[gergo] send the event log as a synchronous request from an unload event handler.
[giles]That works really well, I've done it before for autosaving features. Obviously this only works if sampling users is enough (as opposed to measuring every single one), since it doesn't work on all browsers
Please avoid logging synchronously, this will make the UI slower for all users that are part of the logging sample. And not just a tad slower, potentially it could be much slower. For some of our users a network roundtrip is over 500 ms at the 50th percentile. So you can potentially block the UI for a long time.
We had a similar discussion with growth team regarding synchronous logging. You can see (a lot) of details here: https://bugzilla.wikimedia.org/show_bug.cgi?id=52287
We decided to switch to a localStorage based solution. In your case I think with UserTimings and sessionStorage you could get you the data you need. Support for storage is broad: http://caniuse.com/#feat=namevalue-storage, support for user timings less so but you get chrome and IE and that is a big percentage of user base: http://caniuse.com/#feat=user-timing
[gergo] store the event in cookies/localStorage, log it on the next page load. This works in all browsers but it is less reliable
I do not think so, clearing some concerns:
Probably runs int all sorts of complications with multiple tabs.
This should not be a concern, as the page visibility API tells you whether the tab is actually visible. You can restrict user timings logging and event logging reporting according to visibility so they only happen when user is interacting with the page.
what if the user comes back after a month?
If you use session storage the events disappear when the user closes the browser.
store the event in cookies/localStorage, log it on the next page load
Actually you can store the 'transition' in sessionStorage and use regular polling to report it. You do not necessarily need to report the transition from the next page. That being said you are right that the "last" step might be under-reported as user might leave the page. Now, we can analyze the data keeping this in mind. We can even 'estimate' how much are we underreporting the last step the user did.
On Wed, May 14, 2014 at 9:02 AM, Gilles Dubuc gilles@wikimedia.org wrote:
- send the event log as a synchronous request from an unload event
handler.
That works really well, I've done it before for autosaving features. Obviously this only works if sampling users is enough (as opposed to measuring every single one), since it doesn't work on all browsers.
set a random identifier (which only lives until the page is unloaded), and add it to every event
That sounds perfectly fine. Ops can add indexes to the EventLogging tables for us, SQL queries grouping by that column should pose no challenge. That sounds like the simplest and most universal option.
On Wed, May 14, 2014 at 1:54 AM, Gergo Tisza gtisza@wikimedia.org wrote:
Hi all,
the Multimedia team is preparing to collect data to better understand usability problems with UploadWizard. UW has a "checkout" structure (step 1: put files in basket, step 2: choose license, step 3: add description, step 4: you are done), so a funnel analysis to identify which step causes the most users to abort the upload process and why seems like a good approach. I'm trying to understand how well the existing EventLogging infrastructure supports this.
The problem is how to get information about the actions of users who fell out of the funnel.

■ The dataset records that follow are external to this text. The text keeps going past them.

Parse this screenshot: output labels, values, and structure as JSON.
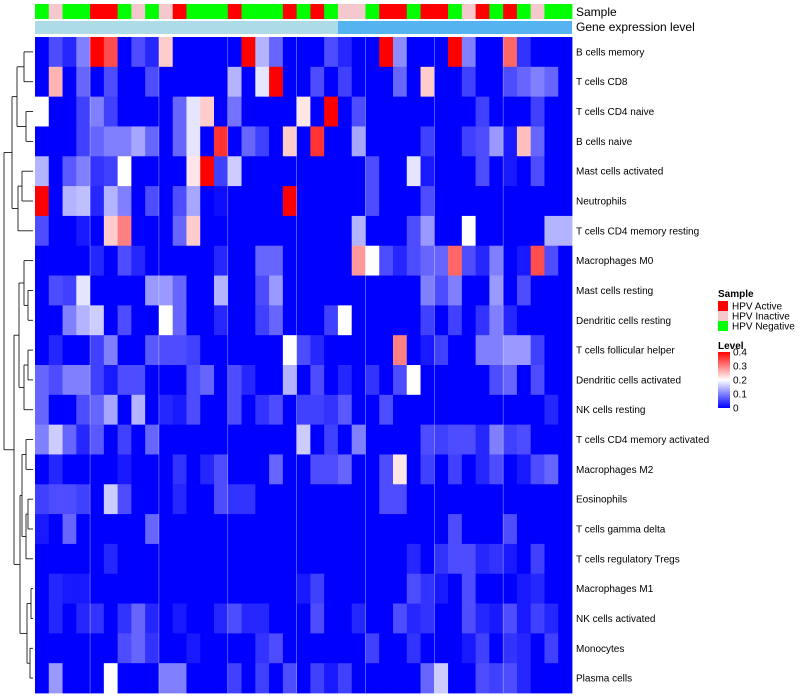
{
  "chart_data": {
    "type": "heatmap",
    "annotations": {
      "sample_label": "Sample",
      "expression_label": "Gene expression level",
      "sample_groups": [
        "Negative",
        "Inactive",
        "Negative",
        "Negative",
        "Active",
        "Active",
        "Negative",
        "Inactive",
        "Negative",
        "Inactive",
        "Active",
        "Negative",
        "Negative",
        "Negative",
        "Active",
        "Negative",
        "Negative",
        "Negative",
        "Active",
        "Negative",
        "Active",
        "Negative",
        "Inactive",
        "Inactive",
        "Negative",
        "Active",
        "Active",
        "Negative",
        "Active",
        "Active",
        "Negative",
        "Inactive",
        "Active",
        "Negative",
        "Active",
        "Negative",
        "Inactive",
        "Negative",
        "Negative"
      ],
      "expression_split": 22
    },
    "rows": [
      "B cells memory",
      "T cells CD8",
      "T cells CD4 naive",
      "B cells naive",
      "Mast cells activated",
      "Neutrophils",
      "T cells CD4 memory resting",
      "Macrophages M0",
      "Mast cells resting",
      "Dendritic cells resting",
      "T cells follicular helper",
      "Dendritic cells activated",
      "NK cells resting",
      "T cells CD4 memory activated",
      "Macrophages M2",
      "Eosinophils",
      "T cells gamma delta",
      "T cells regulatory  Tregs",
      "Macrophages M1",
      "NK cells activated",
      "Monocytes",
      "Plasma cells"
    ],
    "values": [
      [
        0,
        0.06,
        0.03,
        0.1,
        0.4,
        0.34,
        0,
        0.06,
        0.03,
        0.24,
        0,
        0,
        0,
        0,
        0,
        0.4,
        0.14,
        0.08,
        0,
        0,
        0,
        0.06,
        0.03,
        0,
        0,
        0.4,
        0.11,
        0,
        0,
        0,
        0.4,
        0.1,
        0,
        0,
        0.32,
        0.04,
        0,
        0,
        0
      ],
      [
        0,
        0.26,
        0,
        0.08,
        0,
        0.06,
        0,
        0,
        0.06,
        0,
        0,
        0,
        0,
        0,
        0.14,
        0,
        0.18,
        0.4,
        0,
        0,
        0.06,
        0,
        0.05,
        0,
        0,
        0,
        0.08,
        0,
        0.24,
        0,
        0,
        0.05,
        0,
        0,
        0.06,
        0.08,
        0.1,
        0.08,
        0
      ],
      [
        0.2,
        0,
        0,
        0.05,
        0.1,
        0.05,
        0,
        0,
        0,
        0,
        0.08,
        0.18,
        0.24,
        0,
        0.09,
        0,
        0,
        0,
        0,
        0.22,
        0,
        0.4,
        0,
        0.06,
        0,
        0,
        0,
        0,
        0,
        0,
        0,
        0,
        0.05,
        0,
        0,
        0,
        0.05,
        0,
        0
      ],
      [
        0,
        0,
        0,
        0.05,
        0.08,
        0.1,
        0.1,
        0.13,
        0.08,
        0,
        0.08,
        0.18,
        0,
        0.36,
        0,
        0.08,
        0.05,
        0,
        0.24,
        0,
        0.36,
        0,
        0,
        0.13,
        0,
        0,
        0,
        0,
        0.05,
        0,
        0,
        0.05,
        0.06,
        0.12,
        0.02,
        0.25,
        0.08,
        0,
        0
      ],
      [
        0.14,
        0,
        0.07,
        0.1,
        0.04,
        0.05,
        0.2,
        0,
        0,
        0,
        0,
        0.22,
        0.4,
        0.05,
        0.16,
        0,
        0,
        0,
        0,
        0,
        0,
        0,
        0,
        0,
        0.06,
        0,
        0,
        0.18,
        0.02,
        0,
        0,
        0,
        0.06,
        0,
        0.02,
        0,
        0.06,
        0,
        0
      ],
      [
        0.4,
        0,
        0.14,
        0.15,
        0.03,
        0.14,
        0.1,
        0,
        0.06,
        0,
        0.06,
        0.13,
        0,
        0.01,
        0,
        0,
        0,
        0,
        0.4,
        0,
        0,
        0,
        0,
        0,
        0.06,
        0,
        0,
        0,
        0.06,
        0,
        0,
        0,
        0,
        0,
        0,
        0,
        0,
        0,
        0
      ],
      [
        0.06,
        0,
        0,
        0.02,
        0,
        0.24,
        0.3,
        0,
        0,
        0,
        0.08,
        0.24,
        0,
        0,
        0,
        0,
        0,
        0,
        0,
        0,
        0,
        0,
        0,
        0.14,
        0,
        0,
        0,
        0.06,
        0.12,
        0,
        0,
        0.2,
        0,
        0,
        0,
        0,
        0,
        0.14,
        0.14
      ],
      [
        0,
        0,
        0,
        0,
        0.03,
        0,
        0.06,
        0.03,
        0,
        0,
        0,
        0,
        0,
        0.03,
        0,
        0,
        0.08,
        0.08,
        0,
        0,
        0,
        0,
        0,
        0.28,
        0.2,
        0.06,
        0.03,
        0.06,
        0.08,
        0.08,
        0.32,
        0.06,
        0.03,
        0.1,
        0,
        0.02,
        0.34,
        0.06,
        0
      ],
      [
        0,
        0.06,
        0.05,
        0.18,
        0,
        0,
        0,
        0,
        0.12,
        0.12,
        0.08,
        0,
        0,
        0.14,
        0,
        0,
        0.06,
        0.12,
        0,
        0,
        0,
        0,
        0,
        0,
        0,
        0,
        0,
        0,
        0.1,
        0.06,
        0.1,
        0,
        0,
        0.12,
        0,
        0.06,
        0,
        0,
        0
      ],
      [
        0,
        0,
        0.1,
        0.14,
        0.16,
        0,
        0.06,
        0,
        0,
        0.2,
        0.08,
        0,
        0,
        0.03,
        0,
        0,
        0.05,
        0.08,
        0,
        0,
        0,
        0.05,
        0.2,
        0,
        0,
        0,
        0,
        0,
        0.05,
        0,
        0.05,
        0,
        0.04,
        0.1,
        0.03,
        0,
        0,
        0,
        0
      ],
      [
        0,
        0.03,
        0,
        0,
        0.05,
        0.1,
        0,
        0,
        0.07,
        0.06,
        0.06,
        0.05,
        0,
        0,
        0,
        0,
        0,
        0,
        0.2,
        0.06,
        0.03,
        0,
        0,
        0,
        0,
        0,
        0.3,
        0,
        0.02,
        0.05,
        0,
        0,
        0.1,
        0.1,
        0.12,
        0.12,
        0.05,
        0,
        0
      ],
      [
        0.08,
        0.06,
        0.1,
        0.1,
        0.05,
        0.02,
        0.06,
        0.06,
        0,
        0,
        0,
        0.06,
        0.08,
        0,
        0.06,
        0.03,
        0,
        0,
        0.14,
        0,
        0.06,
        0,
        0.03,
        0,
        0.04,
        0,
        0.06,
        0.2,
        0,
        0,
        0,
        0,
        0,
        0.06,
        0.08,
        0,
        0.06,
        0,
        0
      ],
      [
        0.08,
        0,
        0,
        0.06,
        0.08,
        0.13,
        0,
        0.14,
        0,
        0.03,
        0.02,
        0.06,
        0,
        0,
        0.06,
        0,
        0.04,
        0.06,
        0,
        0.05,
        0.05,
        0.04,
        0.07,
        0,
        0,
        0.06,
        0,
        0,
        0,
        0,
        0,
        0,
        0,
        0,
        0,
        0,
        0,
        0.03,
        0
      ],
      [
        0.1,
        0.16,
        0.08,
        0.03,
        0.07,
        0,
        0.05,
        0,
        0.08,
        0,
        0,
        0,
        0,
        0,
        0,
        0,
        0,
        0,
        0,
        0.16,
        0,
        0.05,
        0,
        0.1,
        0,
        0,
        0,
        0,
        0.06,
        0.05,
        0.06,
        0.06,
        0.03,
        0.1,
        0.05,
        0.06,
        0,
        0,
        0
      ],
      [
        0,
        0.03,
        0,
        0,
        0,
        0,
        0.02,
        0,
        0,
        0,
        0.04,
        0,
        0.03,
        0.06,
        0,
        0,
        0,
        0.08,
        0,
        0,
        0.06,
        0.06,
        0.08,
        0,
        0,
        0.06,
        0.22,
        0,
        0.05,
        0,
        0.05,
        0,
        0.03,
        0.06,
        0,
        0.02,
        0.06,
        0.08,
        0
      ],
      [
        0.05,
        0.06,
        0.06,
        0.05,
        0,
        0.16,
        0.06,
        0,
        0,
        0,
        0.03,
        0,
        0,
        0.06,
        0.04,
        0.04,
        0,
        0,
        0,
        0,
        0,
        0,
        0,
        0,
        0,
        0.06,
        0.06,
        0,
        0,
        0,
        0,
        0,
        0,
        0,
        0,
        0,
        0,
        0,
        0
      ],
      [
        0.02,
        0,
        0.08,
        0,
        0,
        0,
        0,
        0,
        0.08,
        0,
        0,
        0,
        0,
        0,
        0,
        0,
        0,
        0,
        0,
        0,
        0,
        0,
        0,
        0,
        0,
        0,
        0,
        0,
        0,
        0,
        0.06,
        0,
        0,
        0,
        0.06,
        0,
        0,
        0,
        0
      ],
      [
        0,
        0,
        0,
        0,
        0,
        0.03,
        0,
        0,
        0,
        0,
        0,
        0,
        0,
        0,
        0,
        0,
        0,
        0,
        0,
        0,
        0,
        0,
        0,
        0,
        0,
        0,
        0,
        0.03,
        0,
        0.04,
        0.06,
        0.06,
        0.03,
        0.04,
        0.02,
        0,
        0.05,
        0,
        0
      ],
      [
        0,
        0.03,
        0.02,
        0.02,
        0,
        0,
        0,
        0,
        0,
        0,
        0,
        0,
        0,
        0,
        0,
        0,
        0,
        0,
        0,
        0.02,
        0.05,
        0,
        0,
        0,
        0,
        0,
        0,
        0.06,
        0.04,
        0.02,
        0,
        0.06,
        0,
        0,
        0,
        0.02,
        0.03,
        0,
        0
      ],
      [
        0,
        0.03,
        0,
        0.03,
        0.04,
        0,
        0.04,
        0.08,
        0.03,
        0,
        0.02,
        0,
        0,
        0.03,
        0.06,
        0.03,
        0.03,
        0,
        0,
        0,
        0.06,
        0,
        0,
        0.03,
        0,
        0,
        0.06,
        0.03,
        0.04,
        0,
        0,
        0.06,
        0.03,
        0.02,
        0.06,
        0.02,
        0.05,
        0.03,
        0
      ],
      [
        0,
        0,
        0,
        0,
        0,
        0,
        0.06,
        0.08,
        0.04,
        0,
        0,
        0.02,
        0,
        0,
        0,
        0,
        0.04,
        0.06,
        0,
        0,
        0,
        0,
        0,
        0,
        0.05,
        0,
        0,
        0.04,
        0,
        0,
        0,
        0.02,
        0.05,
        0,
        0.04,
        0.03,
        0,
        0.05,
        0
      ],
      [
        0,
        0.12,
        0,
        0,
        0,
        0.2,
        0,
        0,
        0,
        0.1,
        0.1,
        0,
        0,
        0,
        0.05,
        0,
        0.05,
        0,
        0.06,
        0,
        0.05,
        0.02,
        0.05,
        0,
        0,
        0,
        0,
        0,
        0.08,
        0.16,
        0,
        0,
        0.06,
        0.05,
        0.06,
        0.03,
        0,
        0,
        0
      ]
    ],
    "legend_sample": {
      "title": "Sample",
      "items": [
        {
          "name": "HPV Active",
          "color": "#ff0000"
        },
        {
          "name": "HPV Inactive",
          "color": "#f4c8cc"
        },
        {
          "name": "HPV Negative",
          "color": "#00ff00"
        }
      ]
    },
    "legend_level": {
      "title": "Level",
      "ticks": [
        "0.4",
        "0.3",
        "0.2",
        "0.1",
        "0"
      ],
      "tick_values": [
        0.4,
        0.3,
        0.2,
        0.1,
        0
      ],
      "range": [
        0,
        0.4
      ]
    },
    "colors": {
      "low": "#0000ff",
      "mid": "#ffffff",
      "high": "#ff0000",
      "expression_a": "#addbe6",
      "expression_b": "#55b4f0",
      "separator": "#ffffff"
    }
  }
}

I'll try to illustrate with an example: in one of the steps, the user can choose between "I am uploading my own work" and "I am uploading someone else's work" and the resulting interaction will be quite different. We would like to know whether that choice has a big effect on the likeliness of the user making it to the next step.
Using EventLogging, I can count the number of users who make it until that step. I can count the number of users making it to the next step. I can count the number of users choosing this or that author option. These numbers do not tell us much on their own, though; the interesting information would be how they are correlated.
Another thing I could do is creating a schema which includes both the choice of author option and the step number; when the user chooses "own work", we log an ownwork event, when they click "next step", we log a step(step=3, work=own) event. We can then calculate the number of users who did choose "own work" but did not make it to the next step as the difference of the two. But this won't work: "own work" is a radio button, the user select and deselect it any number of times before proceeding to the next step (or leaving the page).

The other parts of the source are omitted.